11 octobre 2001 |
"Peu importe la question que l'on pose, on trouve toujours
quelque chose. Alors, pour réussir en recherche, il faut
apprendre à poser de bonnes questions." La recette
du professeur Ram Murty semble simple, presque trop simple en
fait, mais, somme toute, il y a peu à perdre et beaucoup
à gagner à la mettre en pratique. Après tout,
ce professeur de mathématiques de l'Université Queen's
n'est pas du genre cordonnier mal chaussé. Bien qu'il soit
encore dans la fleur de l'âge pour un scientifique, il a
déjà connu sa large part de succès: doctorat
du MIT (1980), bourse Steacie (1991) décernée aux
cerveaux canadiens les plus prometteurs, bourse Killam (1998)
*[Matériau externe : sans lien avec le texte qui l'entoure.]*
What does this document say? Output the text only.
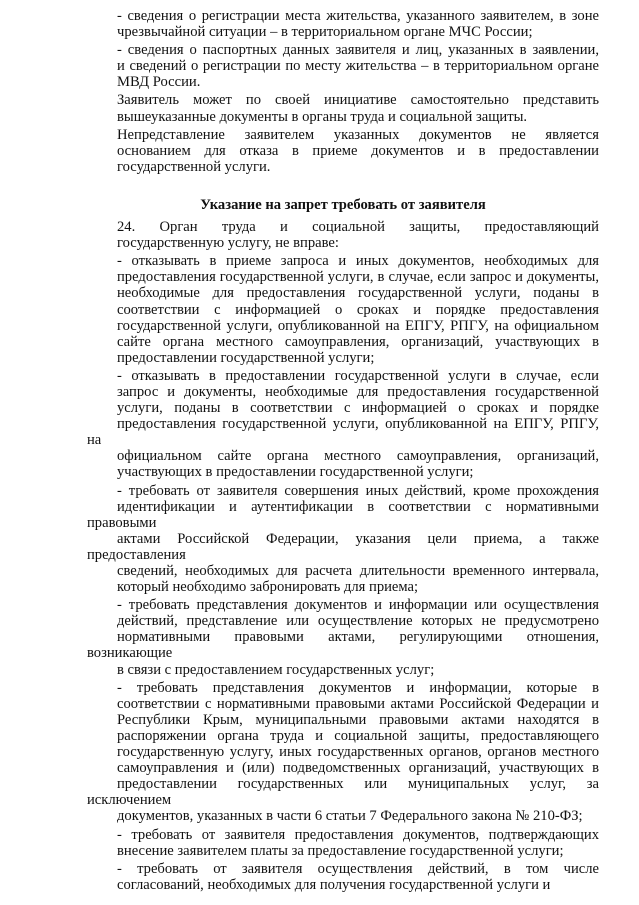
- сведения о регистрации места жительства, указанного заявителем, в зоне
чрезвычайной ситуации – в территориальном органе МЧС России;
- сведения о паспортных данных заявителя и лиц, указанных в заявлении,
и сведений о регистрации по месту жительства – в территориальном органе
МВД России.
Заявитель может по своей инициативе самостоятельно представить
вышеуказанные документы в органы труда и социальной защиты.
Непредставление заявителем указанных документов не является
основанием для отказа в приеме документов и в предоставлении
государственной услуги.
Указание на запрет требовать от заявителя
24. Орган труда и социальной защиты, предоставляющий
государственную услугу, не вправе:
- отказывать в приеме запроса и иных документов, необходимых для
предоставления государственной услуги, в случае, если запрос и документы,
необходимые для предоставления государственной услуги, поданы в
соответствии с информацией о сроках и порядке предоставления
государственной услуги, опубликованной на ЕПГУ, РПГУ, на официальном
сайте органа местного самоуправления, организаций, участвующих в
предоставлении государственной услуги;
- отказывать в предоставлении государственной услуги в случае, если
запрос и документы, необходимые для предоставления государственной
услуги, поданы в соответствии с информацией о сроках и порядке
предоставления государственной услуги, опубликованной на ЕПГУ, РПГУ, на
официальном сайте органа местного самоуправления, организаций,
участвующих в предоставлении государственной услуги;
- требовать от заявителя совершения иных действий, кроме прохождения
идентификации и аутентификации в соответствии с нормативными правовыми
актами Российской Федерации, указания цели приема, а также предоставления
сведений, необходимых для расчета длительности временного интервала,
который необходимо забронировать для приема;
- требовать представления документов и информации или осуществления
действий, представление или осуществление которых не предусмотрено
нормативными правовыми актами, регулирующими отношения, возникающие
в связи с предоставлением государственных услуг;
- требовать представления документов и информации, которые в
соответствии с нормативными правовыми актами Российской Федерации и
Республики Крым, муниципальными правовыми актами находятся в
распоряжении органа труда и социальной защиты, предоставляющего
государственную услугу, иных государственных органов, органов местного
самоуправления и (или) подведомственных организаций, участвующих в
предоставлении государственных или муниципальных услуг, за исключением
документов, указанных в части 6 статьи 7 Федерального закона № 210-ФЗ;
- требовать от заявителя предоставления документов, подтверждающих
внесение заявителем платы за предоставление государственной услуги;
- требовать от заявителя осуществления действий, в том числе
согласований, необходимых для получения государственной услуги и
remise aux plus brillants des chercheurs chevronnés au
Canada, une pléthore de prix remis par des sociétés
de mathématiques, 80 publications savantes, six livres
et, tout récemment, une chaire nationale de recherche en
mathématiques.
Invité le 4 octobre par le Département de mathématiques
et de statistique, le chercheur a partagé humblement et
généreusement la recette de son succès avec
la cinquantaine de personnes présentes. "On me demandait
souvent comment il fallait s'y prendre pour faire de la recherche,
raconte-t-il. Alors un jour, je me suis assis, j'ai pris le temps
d'y réfléchir et je suis arrivé avec une
liste de huit principes qui permettent de poser de bonnes questions.
À ma connaissance, cette liste n'existait nulle part ailleurs.
Cependant, les chercheurs qui connaissent beaucoup de succès
appliquent bien souvent, de façon intuitive, certains de
ces principes."
Pour tous les domaines
Les huit principes de Ram Murty sont inspirés de ses
connaissances en mathématiques et en sciences, mais estime-t-il,
ils s'appliquent à tous les domaines du savoir.
- Recension (survey method). En faisant l'inventaire de ce qui est connu sur un sujet et en ordonnant ces connaissances, ce qui n'est pas connu devient apparent et les questions surgissent d'elles-mêmes. Exemple: le tableau périodique des éléments de Mendeleiev.
- Observation. Nous observons, nous expérimentons et nous notons des patrons, des tendances qui conduisent à des questions. Exemple: Archimède dans son bain, la découverte de la pénicilline et de l'hélium.
- Conjecture. À la suite de l'observation, on étudie des cas spéciaux, on fait des prédictions et on tente de déterminer si elles sont exactes. Exemple: les mathématiques, un domaine où il y a beaucoup de théories et peu de preuves. "C'est ce qui rend notre discipline si stimulante", dit Ram Murty.
- Réinterprétation des données. Il faut tenter de donner une nouvelle interprétation à des choses déjà connues. C'est le principe le plus difficile à mettre en pratique. Il faut apprendre à requestionner les réponses considérées comme acquises. Exemple: la révision des connaissances sur la gravitation universelle.
-Analogie. Il faut identifier des notions analogues dans d'autres branches de la science et voir comment elles peuvent servir à répondre à des questions de notre propre domaine. Exemple: la découverte des photons et les applications mettant à profit l'effet photoélectrique.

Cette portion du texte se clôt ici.